Por várias vezes, aqui no Observador, chamámos a atenção para o facto de os consumos e emissões dos veículos híbridos plug-in (PHEV) excederem os valores anunciados em condições reais de utilização. Isto porque o método de homologação europeu prevê medições nos primeiros 100 km, partindo sempre com a bateria que assegura a locomoção em modo eléctrico completamente carregada. Sucede que esse pressuposto protocolar tem vindo a ser colocado em causa com diversos estudos a evidenciarem que não abundam as vezes em que os proprietários desse tipo de veículos recarregam o acumulador, pelo que as despesas da locomoção ficam basicamente por conta do motor a combustão, com o consequente desvio no consumo e nas emissões. A partir de Janeiro do próximo ano, a União Europeia tem previsto começar a controlar os consumos reais dos PHEV e isso afigura-se um “pesadelo” para os fabricantes de automóveis que, até agora, tinham neste tipo de motorização um expediente eficaz para incrementar a potência, por um lado, e, por outro, baixar as emissões para valores (ridiculamente) baixos.

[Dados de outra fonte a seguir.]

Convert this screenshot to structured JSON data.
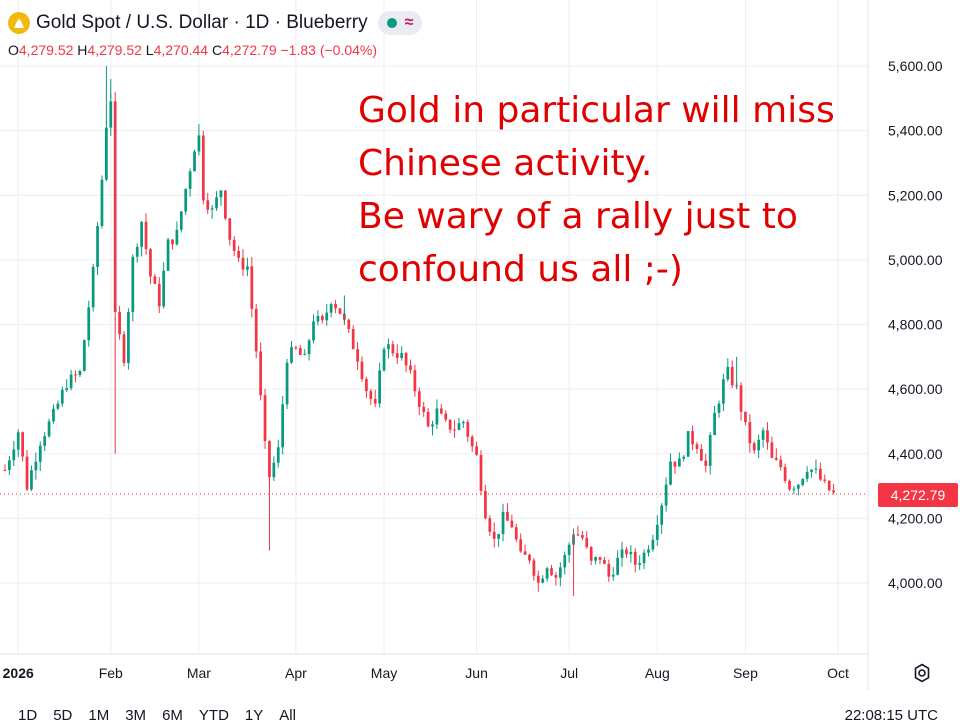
{
  "header": {
    "symbol_title": "Gold Spot / U.S. Dollar · 1D · Blueberry",
    "wave_icon": "≈",
    "ohlc": {
      "o_label": "O",
      "o": "4,279.52",
      "h_label": "H",
      "h": "4,279.52",
      "l_label": "L",
      "l": "4,270.44",
      "c_label": "C",
      "c": "4,272.79",
      "change": "−1.83 (−0.04%)"
    }
  },
  "annotation": {
    "lines": [
      "Gold in particular will miss",
      "Chinese activity.",
      "Be wary of a rally just to",
      "confound us all ;-)"
    ],
    "color": "#e00000"
  },
  "price_axis": {
    "labels": [
      "5,600.00",
      "5,400.00",
      "5,200.00",
      "5,000.00",
      "4,800.00",
      "4,600.00",
      "4,400.00",
      "4,200.00",
      "4,000.00"
    ],
    "last_price": "4,272.79"
  },
  "time_axis": {
    "labels": [
      "2026",
      "Feb",
      "Mar",
      "Apr",
      "May",
      "Jun",
      "Jul",
      "Aug",
      "Sep",
      "Oct"
    ]
  },
  "bottom_bar": {
    "timeframes": [
      "1D",
      "5D",
      "1M",
      "3M",
      "6M",
      "YTD",
      "1Y",
      "All"
    ],
    "clock": "22:08:15 UTC"
  },
  "colors": {
    "up": "#089981",
    "down": "#f23645",
    "grid": "#eceef2",
    "text": "#131722"
  },
  "chart_data": {
    "type": "candlestick",
    "title": "Gold Spot / U.S. Dollar · 1D · Blueberry",
    "ylim": [
      3880,
      5680
    ],
    "y_ticks": [
      4000,
      4200,
      4400,
      4600,
      4800,
      5000,
      5200,
      5400,
      5600
    ],
    "x_ticks": [
      {
        "label": "2026",
        "index": 3
      },
      {
        "label": "Feb",
        "index": 24
      },
      {
        "label": "Mar",
        "index": 44
      },
      {
        "label": "Apr",
        "index": 66
      },
      {
        "label": "May",
        "index": 86
      },
      {
        "label": "Jun",
        "index": 107
      },
      {
        "label": "Jul",
        "index": 128
      },
      {
        "label": "Aug",
        "index": 148
      },
      {
        "label": "Sep",
        "index": 168
      },
      {
        "label": "Oct",
        "index": 189
      }
    ],
    "close_path": [
      [
        0,
        4350
      ],
      [
        3,
        4470
      ],
      [
        5,
        4300
      ],
      [
        8,
        4440
      ],
      [
        11,
        4520
      ],
      [
        14,
        4620
      ],
      [
        17,
        4650
      ],
      [
        20,
        4960
      ],
      [
        22,
        5250
      ],
      [
        23,
        5420
      ],
      [
        24,
        5500
      ],
      [
        25,
        4820
      ],
      [
        27,
        4700
      ],
      [
        29,
        5000
      ],
      [
        31,
        5120
      ],
      [
        33,
        4950
      ],
      [
        35,
        4870
      ],
      [
        37,
        5050
      ],
      [
        39,
        5080
      ],
      [
        41,
        5220
      ],
      [
        43,
        5350
      ],
      [
        44,
        5380
      ],
      [
        45,
        5200
      ],
      [
        47,
        5150
      ],
      [
        49,
        5220
      ],
      [
        51,
        5070
      ],
      [
        53,
        4990
      ],
      [
        55,
        4980
      ],
      [
        57,
        4720
      ],
      [
        59,
        4420
      ],
      [
        60,
        4330
      ],
      [
        62,
        4410
      ],
      [
        64,
        4700
      ],
      [
        66,
        4720
      ],
      [
        68,
        4690
      ],
      [
        70,
        4820
      ],
      [
        72,
        4800
      ],
      [
        74,
        4880
      ],
      [
        76,
        4840
      ],
      [
        78,
        4770
      ],
      [
        80,
        4700
      ],
      [
        82,
        4600
      ],
      [
        84,
        4540
      ],
      [
        86,
        4740
      ],
      [
        88,
        4720
      ],
      [
        90,
        4700
      ],
      [
        92,
        4640
      ],
      [
        94,
        4560
      ],
      [
        96,
        4480
      ],
      [
        98,
        4530
      ],
      [
        100,
        4490
      ],
      [
        102,
        4480
      ],
      [
        104,
        4500
      ],
      [
        106,
        4420
      ],
      [
        107,
        4390
      ],
      [
        109,
        4220
      ],
      [
        111,
        4130
      ],
      [
        113,
        4200
      ],
      [
        115,
        4180
      ],
      [
        117,
        4080
      ],
      [
        119,
        4080
      ],
      [
        121,
        4000
      ],
      [
        123,
        4060
      ],
      [
        125,
        4020
      ],
      [
        127,
        4080
      ],
      [
        129,
        4160
      ],
      [
        131,
        4140
      ],
      [
        133,
        4060
      ],
      [
        135,
        4080
      ],
      [
        137,
        4020
      ],
      [
        139,
        4070
      ],
      [
        141,
        4100
      ],
      [
        143,
        4060
      ],
      [
        145,
        4090
      ],
      [
        147,
        4150
      ],
      [
        149,
        4250
      ],
      [
        151,
        4380
      ],
      [
        153,
        4370
      ],
      [
        155,
        4450
      ],
      [
        157,
        4430
      ],
      [
        159,
        4360
      ],
      [
        161,
        4520
      ],
      [
        163,
        4620
      ],
      [
        164,
        4650
      ],
      [
        166,
        4600
      ],
      [
        168,
        4480
      ],
      [
        170,
        4400
      ],
      [
        172,
        4470
      ],
      [
        174,
        4380
      ],
      [
        176,
        4360
      ],
      [
        178,
        4300
      ],
      [
        180,
        4310
      ],
      [
        182,
        4360
      ],
      [
        184,
        4340
      ],
      [
        186,
        4300
      ],
      [
        188,
        4275
      ]
    ]
  }
}
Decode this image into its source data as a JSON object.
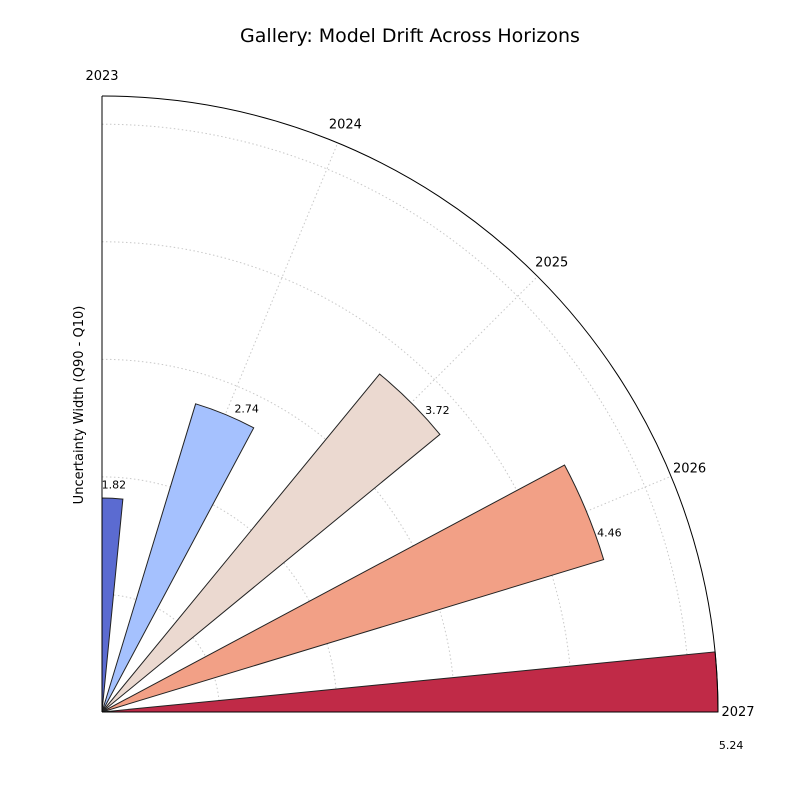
{
  "chart_data": {
    "type": "polar-bar",
    "title": "Gallery: Model Drift Across Horizons",
    "ylabel": "Uncertainty Width (Q90 - Q10)",
    "categories": [
      "2023",
      "2024",
      "2025",
      "2026",
      "2027"
    ],
    "values": [
      1.82,
      2.74,
      3.72,
      4.46,
      5.24
    ],
    "value_labels": [
      "1.82",
      "2.74",
      "3.72",
      "4.46",
      "5.24"
    ],
    "colors": [
      "#5b6bd1",
      "#a5c1fe",
      "#ebd9d0",
      "#f2a086",
      "#c02a47"
    ],
    "rlim": [
      0,
      5.24
    ],
    "theta_range_degrees": [
      0,
      90
    ],
    "grid": true
  }
}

Convenhamos que é pouco crível que, em condições reais de utilização, o condutor de um Porsche Cayenne E-Hybrid, por exemplo, gaste apenas 3,9 l/100 km com as correspondentes emissões de CO2 de 88g/km, até porque se trata de um SUV (pesado) com 462 cv de potência combinada, sendo que em modo eléctrico percorre apenas à volta de 40 km. Uma vez descarregada a bateria, concluíram os ambientalistas alemães, as emissões chegam a atingir 499 g/km, se activado o mais desportivo dos modos de condução (Sport Plus).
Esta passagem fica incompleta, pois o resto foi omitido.